Melville High Drive is in the grounds of Melville castle, an impressive castle built in 1786 by the famous architect James Playfair. The pathway is shown on General Roy’s map of 1755 as a ride in a designed landscape leading to a folly at the western end. In view of its unusual alignment in relation to the castle, it is likely that the Drive follows the line of a pre-existing route (Fig 1). Remarkably, this pre-existing route may have been a 2,000-year-old road linking the Roman Fort at Elginhaugh with the Roman road on the eastern flank of the Pentlands! Later, Melville High Drive is depicted as a routeway on old maps in 1852 linking two main roads leading into Edinburgh, namely the predecessors of the A 768 and B 6392 (Fig. 2).

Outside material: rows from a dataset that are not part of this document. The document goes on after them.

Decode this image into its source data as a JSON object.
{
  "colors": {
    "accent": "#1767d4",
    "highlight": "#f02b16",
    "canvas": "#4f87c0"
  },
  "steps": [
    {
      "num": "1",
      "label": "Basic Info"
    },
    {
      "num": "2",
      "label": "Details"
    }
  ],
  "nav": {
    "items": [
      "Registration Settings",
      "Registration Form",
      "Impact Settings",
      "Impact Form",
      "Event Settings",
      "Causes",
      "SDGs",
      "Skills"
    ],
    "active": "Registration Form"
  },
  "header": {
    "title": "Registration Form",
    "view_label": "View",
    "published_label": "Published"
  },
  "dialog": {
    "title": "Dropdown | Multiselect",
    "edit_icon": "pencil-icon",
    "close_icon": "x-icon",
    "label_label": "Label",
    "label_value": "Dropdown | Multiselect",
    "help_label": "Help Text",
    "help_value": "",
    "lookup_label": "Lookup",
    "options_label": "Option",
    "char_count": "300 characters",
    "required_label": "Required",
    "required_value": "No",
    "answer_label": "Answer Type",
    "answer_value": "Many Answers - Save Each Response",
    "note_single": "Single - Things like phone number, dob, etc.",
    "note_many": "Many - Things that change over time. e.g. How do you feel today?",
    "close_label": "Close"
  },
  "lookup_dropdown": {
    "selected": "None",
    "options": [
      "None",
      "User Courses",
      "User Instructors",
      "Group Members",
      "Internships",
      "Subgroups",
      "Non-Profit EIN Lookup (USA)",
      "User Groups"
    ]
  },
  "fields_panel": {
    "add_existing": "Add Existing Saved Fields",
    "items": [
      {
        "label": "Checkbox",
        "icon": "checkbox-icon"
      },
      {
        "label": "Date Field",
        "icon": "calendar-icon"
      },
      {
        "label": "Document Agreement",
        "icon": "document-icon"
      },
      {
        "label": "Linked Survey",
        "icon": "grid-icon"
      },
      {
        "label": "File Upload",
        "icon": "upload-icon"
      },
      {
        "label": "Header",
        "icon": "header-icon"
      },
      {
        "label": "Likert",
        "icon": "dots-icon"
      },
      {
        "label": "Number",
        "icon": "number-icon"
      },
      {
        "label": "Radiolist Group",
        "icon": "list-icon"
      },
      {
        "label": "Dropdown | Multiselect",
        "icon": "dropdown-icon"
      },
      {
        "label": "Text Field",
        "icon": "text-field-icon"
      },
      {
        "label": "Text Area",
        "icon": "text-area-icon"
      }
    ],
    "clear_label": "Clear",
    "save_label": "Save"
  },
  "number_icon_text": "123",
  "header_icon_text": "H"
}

More recently, access to the route has been disputed. Locked gates and privacy notices were erected on part of the route in 1996/97, while Midlothian Council had confirmed its status as a Right of Way in a letter to the Lasswade and District Civic Society in October, 1995. Scotways took up the case in 2009 and have since asked the Council to deal with the problem. In 2012 the consultant’s report on the Esk Valley Way examined this history and suggested the North Esk Way should follow the line of Melville High Drive (Wood-Gee, 2012). It would be nice to reopen a 2,000-year-old walkway one day. In the meantime, the Esk Valley Trust has suggested there are alternative ways of walking between Lasswade and Eskbank, as outlined in the walking pamphlets.